Ceylon Daily Mirror
- Type: Daily newspaper
- Format: Tabloid
- Owner: Times of Ceylon Limited
- Founded: 1961
- Ceased publication: 1979
- Language: English
- City: Colombo
- Country: Ceylon
- Sister newspapers: Lankadeepa; Morning Times; Sri Lankadeepa; Sunday Mirror; Sunday Times of Ceylon; The Times of Ceylon; Vanitha Viththi;
- OCLC number: 220071729

= Ceylon Daily Mirror =

The Ceylon Daily Mirror was an English language daily newspaper in Ceylon published by Times of Ceylon Limited (TOCL). Modelled on the British Daily Mirror, it was founded in 1961 and was published from Colombo. In 1966 it had an average net sales of 17,705. It had an average circulation of 17,217 in 1970, 15,995 in 1973 and 8,500 in 1976. It was renamed Daily Mirror in the mid-1970s.
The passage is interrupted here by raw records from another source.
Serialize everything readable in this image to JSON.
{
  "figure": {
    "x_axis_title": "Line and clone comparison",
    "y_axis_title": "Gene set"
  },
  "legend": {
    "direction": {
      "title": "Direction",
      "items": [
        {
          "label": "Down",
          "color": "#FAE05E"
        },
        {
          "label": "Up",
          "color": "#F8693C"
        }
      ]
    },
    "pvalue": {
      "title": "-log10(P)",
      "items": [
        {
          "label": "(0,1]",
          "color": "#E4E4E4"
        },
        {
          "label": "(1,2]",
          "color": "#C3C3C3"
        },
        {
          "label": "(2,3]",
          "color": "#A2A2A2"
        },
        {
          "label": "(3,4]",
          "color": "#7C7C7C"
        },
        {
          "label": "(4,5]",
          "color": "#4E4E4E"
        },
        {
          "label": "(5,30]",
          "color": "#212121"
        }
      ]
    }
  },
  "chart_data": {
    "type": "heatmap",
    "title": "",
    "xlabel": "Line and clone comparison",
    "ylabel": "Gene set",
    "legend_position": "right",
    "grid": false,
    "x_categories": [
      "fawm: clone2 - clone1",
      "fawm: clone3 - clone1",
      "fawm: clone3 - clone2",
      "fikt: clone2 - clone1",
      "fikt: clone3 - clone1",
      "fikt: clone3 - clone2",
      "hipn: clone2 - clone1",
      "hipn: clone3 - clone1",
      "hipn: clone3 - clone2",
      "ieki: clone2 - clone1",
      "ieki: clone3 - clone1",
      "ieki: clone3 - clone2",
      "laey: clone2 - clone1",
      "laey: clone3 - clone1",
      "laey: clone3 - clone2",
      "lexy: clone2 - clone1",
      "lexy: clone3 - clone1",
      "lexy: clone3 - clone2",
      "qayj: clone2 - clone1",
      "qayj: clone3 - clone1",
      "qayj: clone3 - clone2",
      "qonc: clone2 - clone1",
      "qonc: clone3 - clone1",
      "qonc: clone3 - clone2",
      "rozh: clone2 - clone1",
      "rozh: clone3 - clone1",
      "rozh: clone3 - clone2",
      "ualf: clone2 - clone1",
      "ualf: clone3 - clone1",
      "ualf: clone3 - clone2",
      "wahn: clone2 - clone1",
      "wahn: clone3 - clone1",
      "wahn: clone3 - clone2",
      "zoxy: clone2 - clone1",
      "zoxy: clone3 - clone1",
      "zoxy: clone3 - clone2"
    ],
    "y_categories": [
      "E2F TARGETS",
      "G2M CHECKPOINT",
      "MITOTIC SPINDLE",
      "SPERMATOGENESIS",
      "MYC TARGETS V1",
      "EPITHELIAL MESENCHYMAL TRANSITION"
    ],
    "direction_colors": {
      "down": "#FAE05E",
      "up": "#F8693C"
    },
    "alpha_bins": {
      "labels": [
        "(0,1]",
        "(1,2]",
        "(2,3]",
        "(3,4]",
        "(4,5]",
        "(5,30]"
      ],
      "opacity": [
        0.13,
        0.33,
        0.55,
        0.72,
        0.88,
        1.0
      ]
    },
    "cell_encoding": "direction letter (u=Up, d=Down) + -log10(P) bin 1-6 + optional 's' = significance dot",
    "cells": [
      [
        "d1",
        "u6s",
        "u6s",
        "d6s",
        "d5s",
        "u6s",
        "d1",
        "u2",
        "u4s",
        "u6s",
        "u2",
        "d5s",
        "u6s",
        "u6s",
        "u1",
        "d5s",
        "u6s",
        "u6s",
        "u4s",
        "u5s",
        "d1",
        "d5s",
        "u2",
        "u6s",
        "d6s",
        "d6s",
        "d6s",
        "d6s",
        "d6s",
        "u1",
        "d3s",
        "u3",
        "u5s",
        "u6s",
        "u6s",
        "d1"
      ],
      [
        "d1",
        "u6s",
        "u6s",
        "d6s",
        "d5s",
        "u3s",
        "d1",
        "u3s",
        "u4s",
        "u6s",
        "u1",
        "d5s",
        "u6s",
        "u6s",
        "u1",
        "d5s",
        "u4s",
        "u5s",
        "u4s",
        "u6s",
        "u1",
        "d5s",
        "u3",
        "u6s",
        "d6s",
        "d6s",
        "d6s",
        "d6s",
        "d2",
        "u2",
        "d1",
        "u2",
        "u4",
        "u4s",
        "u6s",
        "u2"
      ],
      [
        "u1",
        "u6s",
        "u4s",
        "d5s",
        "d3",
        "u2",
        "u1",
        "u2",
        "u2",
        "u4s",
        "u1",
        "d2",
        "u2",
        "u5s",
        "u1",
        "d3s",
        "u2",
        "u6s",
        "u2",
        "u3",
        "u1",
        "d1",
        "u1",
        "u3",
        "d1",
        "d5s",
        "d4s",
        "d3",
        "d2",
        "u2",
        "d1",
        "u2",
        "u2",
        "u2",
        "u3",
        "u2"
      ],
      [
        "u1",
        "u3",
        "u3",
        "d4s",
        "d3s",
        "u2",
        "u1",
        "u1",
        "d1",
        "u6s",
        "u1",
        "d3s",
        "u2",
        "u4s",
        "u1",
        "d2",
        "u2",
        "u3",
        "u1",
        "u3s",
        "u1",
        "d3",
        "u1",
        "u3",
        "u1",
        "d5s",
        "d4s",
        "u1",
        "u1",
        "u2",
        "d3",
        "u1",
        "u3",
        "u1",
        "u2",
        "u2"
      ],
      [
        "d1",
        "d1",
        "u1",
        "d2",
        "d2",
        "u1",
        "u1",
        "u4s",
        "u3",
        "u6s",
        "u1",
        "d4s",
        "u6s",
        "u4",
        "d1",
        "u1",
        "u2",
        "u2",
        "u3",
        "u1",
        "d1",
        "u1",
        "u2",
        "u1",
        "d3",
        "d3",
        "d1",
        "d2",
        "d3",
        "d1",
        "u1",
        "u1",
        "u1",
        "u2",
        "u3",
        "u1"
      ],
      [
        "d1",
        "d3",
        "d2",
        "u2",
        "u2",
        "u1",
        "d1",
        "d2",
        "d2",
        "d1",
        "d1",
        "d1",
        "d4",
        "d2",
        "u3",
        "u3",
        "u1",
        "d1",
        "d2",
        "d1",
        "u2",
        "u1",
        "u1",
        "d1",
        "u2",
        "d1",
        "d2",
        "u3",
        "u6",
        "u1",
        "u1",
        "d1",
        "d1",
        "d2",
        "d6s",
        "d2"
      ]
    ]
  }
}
It ceased publication in 1979.

TOCL was nationalised by the Sri Lankan government in August 1977. The state-run TOCL faced financial and labour problems and on 31 January 1985 it and its various publications closed down. Ranjith Wijewardena, chairman of Associated Newspapers of Ceylon Limited (ANCL) before it was nationalised in July 1973, bought the trade names and library of the TOCL publications in 1986. Wijewardena's company, Wijeya Newspapers, subsequently started various newspapers using the names of former TOCL publications. The Midweek Mirror, later renamed The Daily Mirror, started publishing in 1995.